Certains semblent croire que pour être considérée comme une grande chanteuse de Blues, il faudrait s'écorcher les cordes vocales comme Janis Joplin ou rugir comme Koko Taylor ; la justesse restant alors secondaire. Et puis, chacun son style. On sent pourtant chez cette femme du vécu, une certaine profondeur d'âme dans son intonation. Comme si elle pesait chaque mot, comme si chaque phrase avait du sens. Et puis, à la manière de biens des bluesmen (d'autrefois?), lorsqu'elle commence à élever le ton jusqu'à atteindre un registre plus rauque, elle s'éloigne du micro. Ainsi, paradoxalement, sa voix pourrait même paraître moins forte, moins puissante dès lors qu'elle paraît être submergée par le chant, l'émotion. Il faut écouter l'intensité qu'elle confère au formidable « Homewrecker » de Nick Lowe, avec, là aussi, une orchestration minimaliste. Ou encore le célèbre « I'm Feelin' Good » tant de fois repris et immortalisé par Nina Simone.

     Et lorsqu'elle s'attaque au « I'm Gonna Tear Your Playhouse Down » d'Ann Peebles (écrit par Earl Randle) – honteusement massacré par Paul Young -, elle lui donne plus de corps, d'ardeur ; et, en lieu et place des violons originaux, bien aidée par une guitare rugueuse et abrupte.

     On pourra à juste titre reprocher à cet album d'être principalement constitué de reprises, cependant, à part quelques exceptions, Janiva (et Iglauer?) n'a pas particulièrement pioché dans des grands succès connus de tous. La plupart de ces chansons pouvant demeurer obscures même pour l'amateur de Blues et de Soul. Seuls deux morceaux sont des originaux offerts par le guitariste (et mariJeff Turmes. Quoi qu'il en soit, le plaisir est réel et ne s'estompe pas avec les ans. C'est probablement son meilleur album.

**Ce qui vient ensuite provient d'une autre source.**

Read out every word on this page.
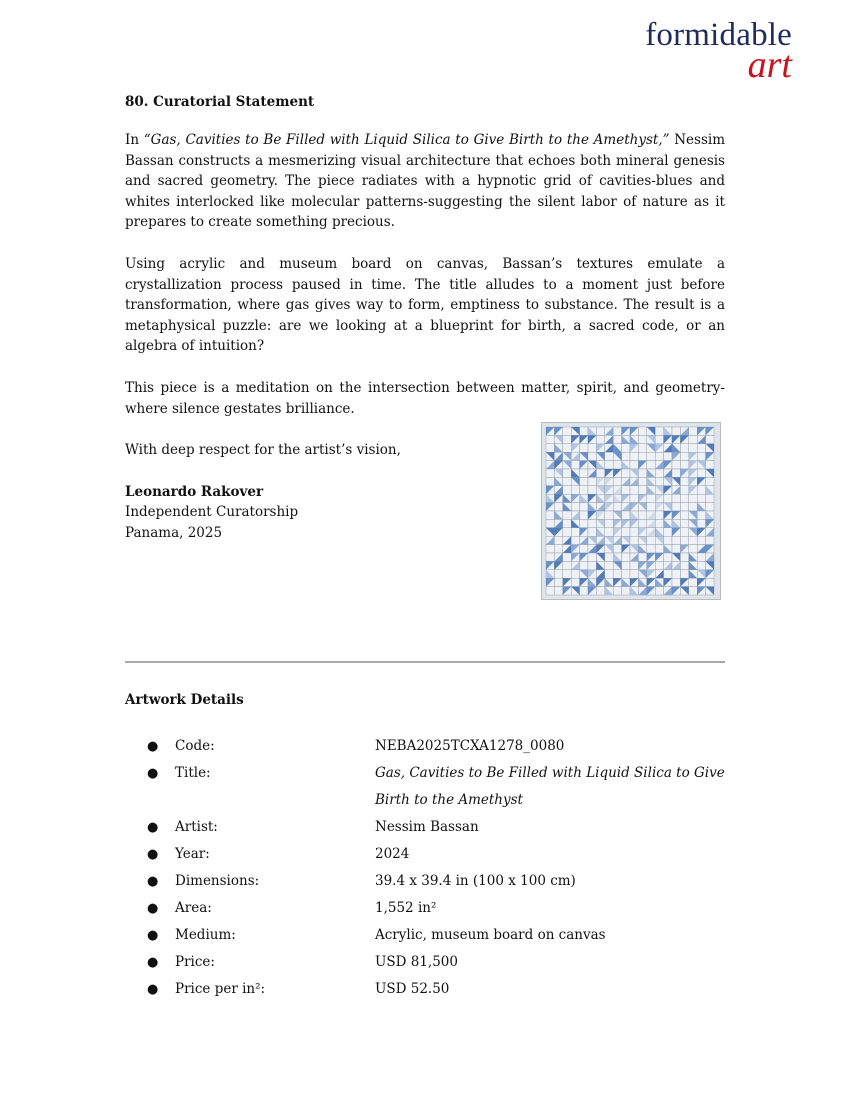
formidable
art
80. Curatorial Statement

In “Gas, Cavities to Be Filled with Liquid Silica to Give Birth to the Amethyst,” Nessim Bassan constructs a mesmerizing visual architecture that echoes both mineral genesis and sacred geometry. The piece radiates with a hypnotic grid of cavities-blues and whites interlocked like molecular patterns-suggesting the silent labor of nature as it prepares to create something precious.

Using acrylic and museum board on canvas, Bassan’s textures emulate a crystallization process paused in time. The title alludes to a moment just before transformation, where gas gives way to form, emptiness to substance. The result is a metaphysical puzzle: are we looking at a blueprint for birth, a sacred code, or an algebra of intuition?

This piece is a meditation on the intersection between matter, spirit, and geometry-where silence gestates brilliance.

With deep respect for the artist’s vision,
Leonardo Rakover
Independent Curatorship
Panama, 2025
Artwork Details
● Code:	NEBA2025TCXA1278_0080
● Title:	Gas, Cavities to Be Filled with Liquid Silica to Give Birth to the Amethyst
● Artist:	Nessim Bassan
● Year:	2024
● Dimensions:	39.4 x 39.4 in (100 x 100 cm)
● Area:	1,552 in²
● Medium:	Acrylic, museum board on canvas
● Price:	USD 81,500
● Price per in²:	USD 52.50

     L'album suivant, « Stronger for It » de 2012, sera plus personnel, avec l'inclusion de quelques unes de ses compositions, et d'autres morceaux lui évoquant son passé douloureux et sa rédemption. Sa reconnaissance tardive ne cesse de s'amplifier et en 2013, elle est nominée dans cinq catégories des Blues Music Awards. Fort de ce succès, elle relance son label et sort son premier album uniquement composé d'originaux, dont sept de sa main. À partir duquel elle s'écarte parfois du Blues pour œuvrer dans une forme d'Americana un brin policé. Bien que les albums suivants marquent le pas, son succès - qui reste très modeste comparé aux grosses pointures à la médiatisation agressive – prend un peu plus d'ampleur. L'album « Love Wins Again » de 2016 grimpe à la cinquième place des charts « blues ». En 2025, à 68 ans, elle sort d'une semi retraite pour un dix-septième album, « Back For Me », encore chaleureusement salué par la critique.